3-3

 家に帰り、いつものノートを開いて、詞を書き始めた。

俺の曲の作り方は、超アナログだ。

そもそも、どうやって作るのが正しいのかも知らないけど。

高校の時から作ってる。

まず、ノートに詞を書く。

その時に、鼻歌くらいの感じでメロディーをつけていく。

詞が書きあがったら、それを譜面におこす作業をする。

絶対音感があるわけじゃないけど、頭の中にピアノがある感じ。

ちゃんとした音符にして、五線譜に書き込んでいく。

詞も、この時に足したり、削ったりしながら、譜面に書く。

楽譜が完成したら、それを実際にギターで弾きながら、仮歌を歌って、それをUSBに入れる。

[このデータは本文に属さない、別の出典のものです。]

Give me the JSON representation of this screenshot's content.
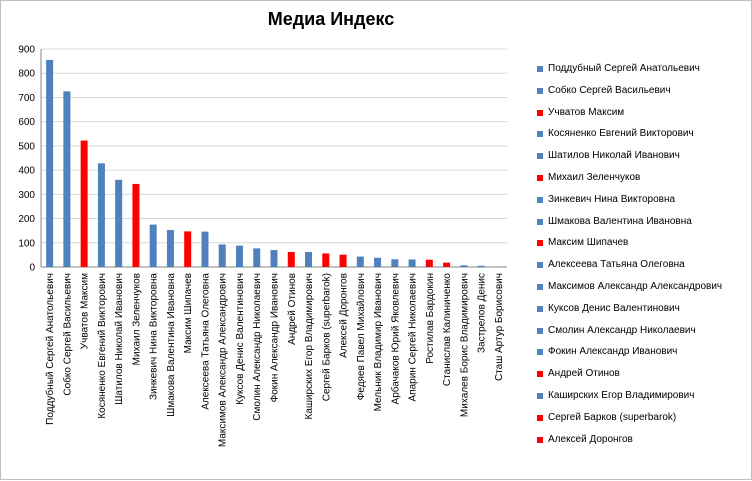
{
  "chart_data": {
    "type": "bar",
    "title": "Медиа Индекс",
    "ylim": [
      0,
      900
    ],
    "yticks": [
      0,
      100,
      200,
      300,
      400,
      500,
      600,
      700,
      800,
      900
    ],
    "grid": "horizontal",
    "legend_position": "right",
    "colors": {
      "blue": "#4f81bd",
      "red": "#ff0000"
    },
    "categories": [
      "Поддубный Сергей Анатольевич",
      "Собко Сергей Васильевич",
      "Учватов Максим",
      "Косяненко Евгений Викторович",
      "Шатилов Николай Иванович",
      "Михаил Зеленчуков",
      "Зинкевич Нина Викторовна",
      "Шмакова Валентина Ивановна",
      "Максим Шипачев",
      "Алексеева Татьяна Олеговна",
      "Максимов Александр Александрович",
      "Куксов Денис Валентинович",
      "Смолин Александр Николаевич",
      "Фокин Александр Иванович",
      "Андрей Отинов",
      "Каширских Егор Владимирович",
      "Сергей Барков (superbarok)",
      "Алексей Доронгов",
      "Федяев Павел Михайлович",
      "Мельник Владимир Иванович",
      "Арбачаков Юрий Яковлевич",
      "Апарин Сергей Николаевич",
      "Ростилав Бардокин",
      "Станислав Калиниченко",
      "Михалев Борис Владимирович",
      "Застрелов Денис",
      "Сташ Артур Борисович"
    ],
    "values": [
      855,
      725,
      522,
      428,
      360,
      343,
      175,
      153,
      147,
      146,
      93,
      88,
      77,
      70,
      62,
      62,
      56,
      51,
      43,
      38,
      32,
      31,
      30,
      18,
      7,
      5,
      2
    ],
    "bar_colors": [
      "blue",
      "blue",
      "red",
      "blue",
      "blue",
      "red",
      "blue",
      "blue",
      "red",
      "blue",
      "blue",
      "blue",
      "blue",
      "blue",
      "red",
      "blue",
      "red",
      "red",
      "blue",
      "blue",
      "blue",
      "blue",
      "red",
      "red",
      "blue",
      "blue",
      "blue"
    ],
    "legend": [
      {
        "label": "Поддубный Сергей Анатольевич",
        "color": "blue"
      },
      {
        "label": "Собко Сергей Васильевич",
        "color": "blue"
      },
      {
        "label": "Учватов Максим",
        "color": "red"
      },
      {
        "label": "Косяненко Евгений Викторович",
        "color": "blue"
      },
      {
        "label": "Шатилов Николай Иванович",
        "color": "blue"
      },
      {
        "label": "Михаил Зеленчуков",
        "color": "red"
      },
      {
        "label": "Зинкевич Нина Викторовна",
        "color": "blue"
      },
      {
        "label": "Шмакова Валентина Ивановна",
        "color": "blue"
      },
      {
        "label": "Максим Шипачев",
        "color": "red"
      },
      {
        "label": "Алексеева Татьяна Олеговна",
        "color": "blue"
      },
      {
        "label": "Максимов Александр Александрович",
        "color": "blue"
      },
      {
        "label": "Куксов Денис Валентинович",
        "color": "blue"
      },
      {
        "label": "Смолин Александр Николаевич",
        "color": "blue"
      },
      {
        "label": "Фокин Александр Иванович",
        "color": "blue"
      },
      {
        "label": "Андрей Отинов",
        "color": "red"
      },
      {
        "label": "Каширских Егор Владимирович",
        "color": "blue"
      },
      {
        "label": "Сергей Барков (superbarok)",
        "color": "red"
      },
      {
        "label": "Алексей Доронгов",
        "color": "red"
      }
    ]
  }
}
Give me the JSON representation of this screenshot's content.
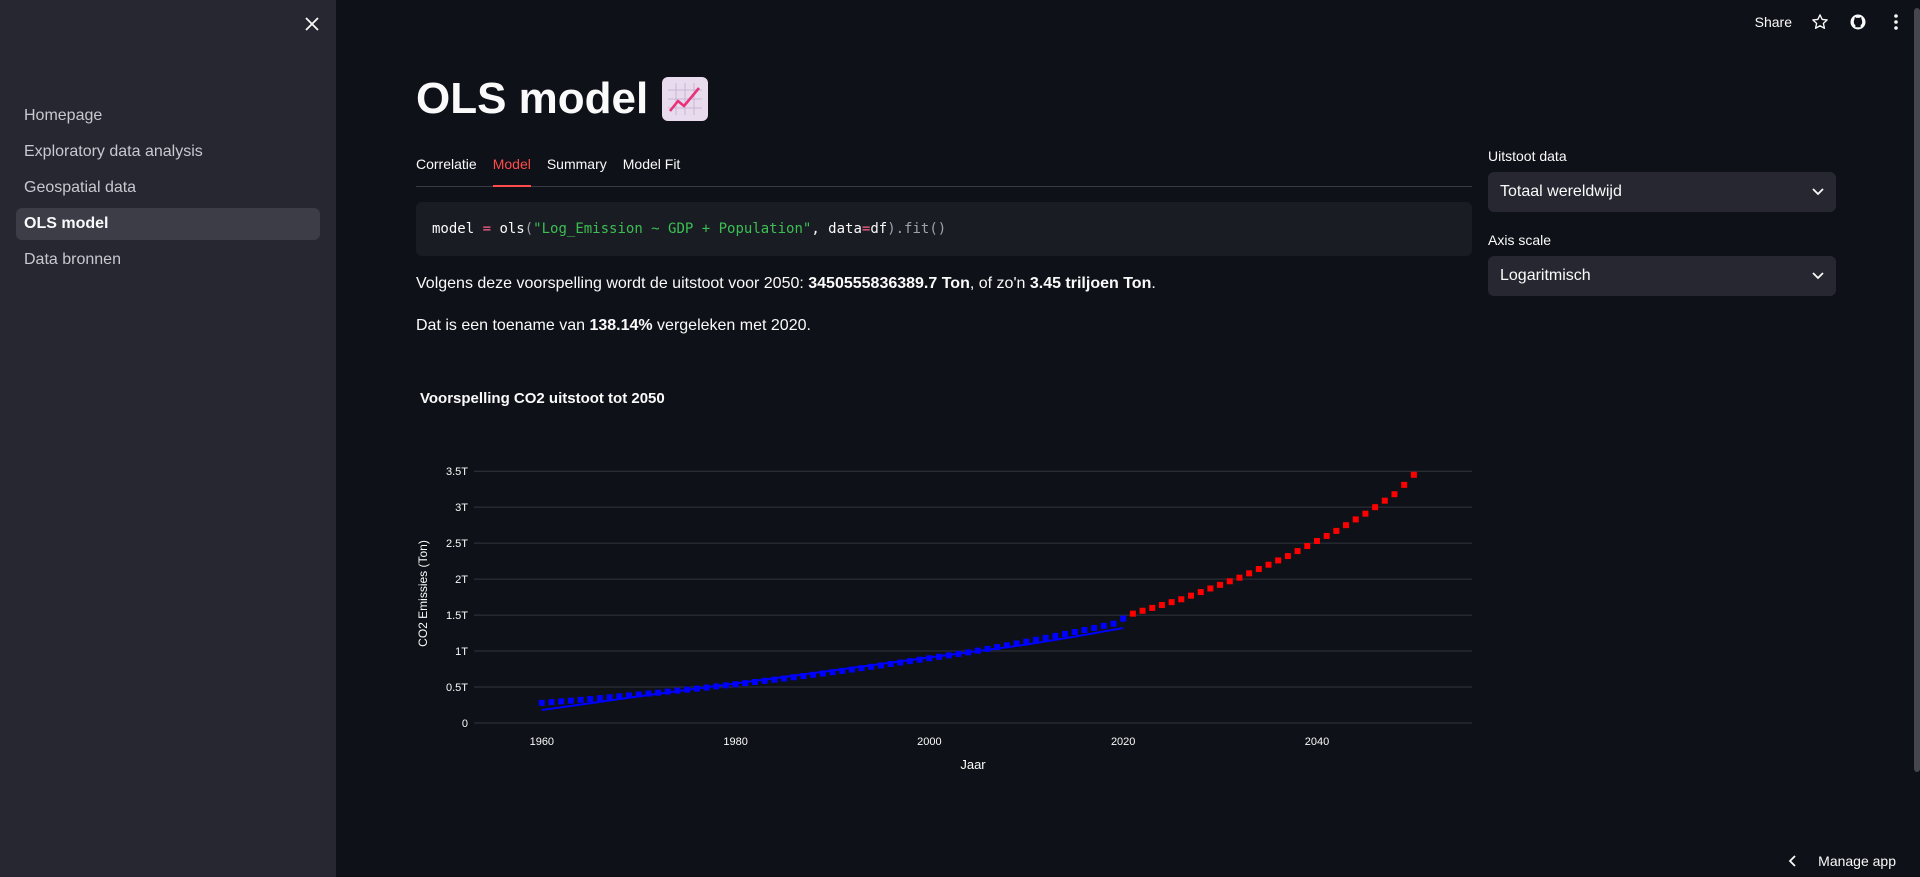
{
  "sidebar": {
    "items": [
      {
        "label": "Homepage",
        "active": false
      },
      {
        "label": "Exploratory data analysis",
        "active": false
      },
      {
        "label": "Geospatial data",
        "active": false
      },
      {
        "label": "OLS model",
        "active": true
      },
      {
        "label": "Data bronnen",
        "active": false
      }
    ]
  },
  "topbar": {
    "share_label": "Share"
  },
  "main": {
    "title": "OLS model",
    "title_icon": "chart-increasing-emoji",
    "tabs": [
      {
        "label": "Correlatie",
        "active": false
      },
      {
        "label": "Model",
        "active": true
      },
      {
        "label": "Summary",
        "active": false
      },
      {
        "label": "Model Fit",
        "active": false
      }
    ],
    "code": {
      "t1": "model ",
      "t2": "=",
      "t3": " ols",
      "t4": "(",
      "t5": "\"Log_Emission ~ GDP + Population\"",
      "t6": ", data",
      "t7": "=",
      "t8": "df",
      "t9": ").fit()"
    },
    "para1": {
      "prefix": "Volgens deze voorspelling wordt de uitstoot voor 2050: ",
      "value": "3450555836389.7 Ton",
      "middle": ", of zo'n ",
      "short_value": "3.45 triljoen Ton",
      "suffix": "."
    },
    "para2": {
      "prefix": "Dat is een toename van ",
      "value": "138.14%",
      "suffix": " vergeleken met 2020."
    }
  },
  "side_panel": {
    "emission_label": "Uitstoot data",
    "emission_value": "Totaal wereldwijd",
    "scale_label": "Axis scale",
    "scale_value": "Logaritmisch"
  },
  "footer": {
    "manage_label": "Manage app"
  },
  "colors": {
    "accent": "#ff4b4b",
    "historical": "#0000ff",
    "forecast": "#ff0000"
  },
  "chart_data": {
    "type": "scatter",
    "title": "Voorspelling CO2 uitstoot tot 2050",
    "xlabel": "Jaar",
    "ylabel": "CO2 Emissies (Ton)",
    "xlim": [
      1953,
      2056
    ],
    "ylim": [
      0,
      3600000000000.0
    ],
    "x_ticks": [
      1960,
      1980,
      2000,
      2020,
      2040
    ],
    "y_ticks": [
      0,
      500000000000.0,
      1000000000000.0,
      1500000000000.0,
      2000000000000.0,
      2500000000000.0,
      3000000000000.0,
      3500000000000.0
    ],
    "y_tick_labels": [
      "0",
      "0.5T",
      "1T",
      "1.5T",
      "2T",
      "2.5T",
      "3T",
      "3.5T"
    ],
    "grid": true,
    "series": [
      {
        "kind": "markers",
        "color": "#0000ff",
        "x": [
          1960,
          1961,
          1962,
          1963,
          1964,
          1965,
          1966,
          1967,
          1968,
          1969,
          1970,
          1971,
          1972,
          1973,
          1974,
          1975,
          1976,
          1977,
          1978,
          1979,
          1980,
          1981,
          1982,
          1983,
          1984,
          1985,
          1986,
          1987,
          1988,
          1989,
          1990,
          1991,
          1992,
          1993,
          1994,
          1995,
          1996,
          1997,
          1998,
          1999,
          2000,
          2001,
          2002,
          2003,
          2004,
          2005,
          2006,
          2007,
          2008,
          2009,
          2010,
          2011,
          2012,
          2013,
          2014,
          2015,
          2016,
          2017,
          2018,
          2019,
          2020
        ],
        "y": [
          280000000000.0,
          290000000000.0,
          300000000000.0,
          310000000000.0,
          322000000000.0,
          334000000000.0,
          346000000000.0,
          358000000000.0,
          370000000000.0,
          383000000000.0,
          396000000000.0,
          409000000000.0,
          422000000000.0,
          436000000000.0,
          450000000000.0,
          464000000000.0,
          478000000000.0,
          493000000000.0,
          508000000000.0,
          523000000000.0,
          538000000000.0,
          554000000000.0,
          570000000000.0,
          586000000000.0,
          602000000000.0,
          619000000000.0,
          636000000000.0,
          653000000000.0,
          670000000000.0,
          688000000000.0,
          706000000000.0,
          724000000000.0,
          743000000000.0,
          762000000000.0,
          781000000000.0,
          800000000000.0,
          820000000000.0,
          840000000000.0,
          860000000000.0,
          880000000000.0,
          900000000000.0,
          920000000000.0,
          940000000000.0,
          960000000000.0,
          982000000000.0,
          1005000000000.0,
          1030000000000.0,
          1055000000000.0,
          1080000000000.0,
          1105000000000.0,
          1130000000000.0,
          1157000000000.0,
          1184000000000.0,
          1211000000000.0,
          1238000000000.0,
          1265000000000.0,
          1293000000000.0,
          1321000000000.0,
          1350000000000.0,
          1380000000000.0,
          1450000000000.0
        ]
      },
      {
        "kind": "line",
        "color": "#0000ff",
        "x": [
          1960,
          1965,
          1970,
          1975,
          1980,
          1985,
          1990,
          1995,
          2000,
          2005,
          2010,
          2015,
          2020
        ],
        "y": [
          180000000000.0,
          275000000000.0,
          370000000000.0,
          460000000000.0,
          550000000000.0,
          640000000000.0,
          730000000000.0,
          820000000000.0,
          910000000000.0,
          1000000000000.0,
          1090000000000.0,
          1200000000000.0,
          1320000000000.0
        ]
      },
      {
        "kind": "markers",
        "color": "#ff0000",
        "x": [
          2021,
          2022,
          2023,
          2024,
          2025,
          2026,
          2027,
          2028,
          2029,
          2030,
          2031,
          2032,
          2033,
          2034,
          2035,
          2036,
          2037,
          2038,
          2039,
          2040,
          2041,
          2042,
          2043,
          2044,
          2045,
          2046,
          2047,
          2048,
          2049,
          2050
        ],
        "y": [
          1520000000000.0,
          1560000000000.0,
          1600000000000.0,
          1640000000000.0,
          1680000000000.0,
          1720000000000.0,
          1770000000000.0,
          1820000000000.0,
          1870000000000.0,
          1920000000000.0,
          1970000000000.0,
          2020000000000.0,
          2080000000000.0,
          2140000000000.0,
          2200000000000.0,
          2260000000000.0,
          2320000000000.0,
          2390000000000.0,
          2460000000000.0,
          2530000000000.0,
          2600000000000.0,
          2670000000000.0,
          2750000000000.0,
          2830000000000.0,
          2910000000000.0,
          3000000000000.0,
          3090000000000.0,
          3180000000000.0,
          3310000000000.0,
          3450000000000.0
        ]
      }
    ]
  }
}
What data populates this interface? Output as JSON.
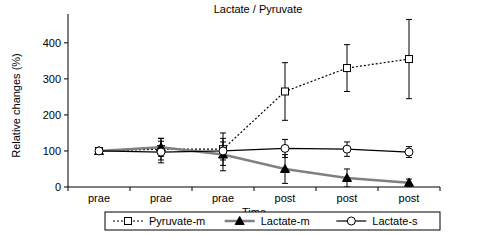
{
  "chart_data": {
    "type": "line",
    "title": "Lactate / Pyruvate",
    "x_label": "Time",
    "y_label": "Relative changes (%)",
    "categories": [
      "prae",
      "prae",
      "prae",
      "post",
      "post",
      "post"
    ],
    "ylim": [
      0,
      480
    ],
    "yticks": [
      0,
      100,
      200,
      300,
      400
    ],
    "grid": false,
    "legend": "bottom",
    "series": [
      {
        "name": "Pyruvate-m",
        "color": "#000000",
        "marker": "square",
        "line_style": "dotted",
        "values": [
          100,
          105,
          105,
          265,
          330,
          355
        ],
        "errors": [
          0,
          30,
          45,
          80,
          65,
          110
        ]
      },
      {
        "name": "Lactate-m",
        "color": "#808080",
        "marker": "triangle",
        "line_style": "solid",
        "values": [
          100,
          110,
          90,
          50,
          25,
          12
        ],
        "errors": [
          0,
          25,
          45,
          40,
          25,
          10
        ]
      },
      {
        "name": "Lactate-s",
        "color": "#000000",
        "marker": "circle",
        "line_style": "solid",
        "values": [
          100,
          97,
          100,
          107,
          105,
          97
        ],
        "errors": [
          0,
          30,
          25,
          25,
          20,
          15
        ]
      }
    ]
  }
}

ここまでの作業、いつもは1曲完成させるのに、3、4時間はかかっていた。

それが、これは、2時間弱で完成してしまった。

けして、適当に作った訳じゃない。

なんてゆうか……もうすでに出来上がっていたものを、ただ形にしただけって感覚。

彼女のことを思い浮かべて書いただけ。

きっと、ずっと前から、この曲は、俺の中で完成していたのだろう。

それを改めて譜面にしただけのことだ。

俺の中にずっとある、余韻。



YO.I.N


初めておまえに逢ったあの日

可憐な白百合を見た気がした

長い髪

しなやかな細い指先

汚れない凛としたまなざし

おまえには近づけなかった

俺とは世界が違う

そう思った


寒い冬の海

初めておまえを抱きしめた

冷たい体をあたためあって

俺はおまえの寂しさを知った


傷ついているのか

傷つけているのか

癒しているのか

癒されているのか


何度も何度も唇を重ね

何度も何度も抱きあった


抱き合うほどに

俺は寂しくなったんだ

いつかおまえが

俺から去って行くのがわかっていたから


清らかな白百合を

俺の色に染めたかったが

最後までおまえは

心を触れさせてはくれなかったな


傷つけているのか

傷つけられたのか

壊したいのか

壊されたのか

壊れてしまったのか


何度も何度も唇を重ね

何度も何度も抱きあった


俺から離れてくおまえを

引き止めることは出来なかった

追いかけることも出来なかった

失って気づく


ただ今も

強く抱きしめた時の吐息が

余韻になる

ただ今も

強く抱きしめた時の早い鼓動が

余韻になる


何度も何度も何度も

おまえを

何度も何度も何度も

抱きしめた


何度も……

余韻が……

余韻が……



 初めて作ったラブソング。

初めてのバラード曲。

これを、明日のミーティングに持って行こう。

もうそれで、眠ろうかと思った。

けど、何重にもロックを掛けてしまってあった、彼女との思い出が、雪崩のように一気に俺を埋め尽くして、眠れなくなってしまった。

俺はまた、ノートを出して、詞を書き始めた。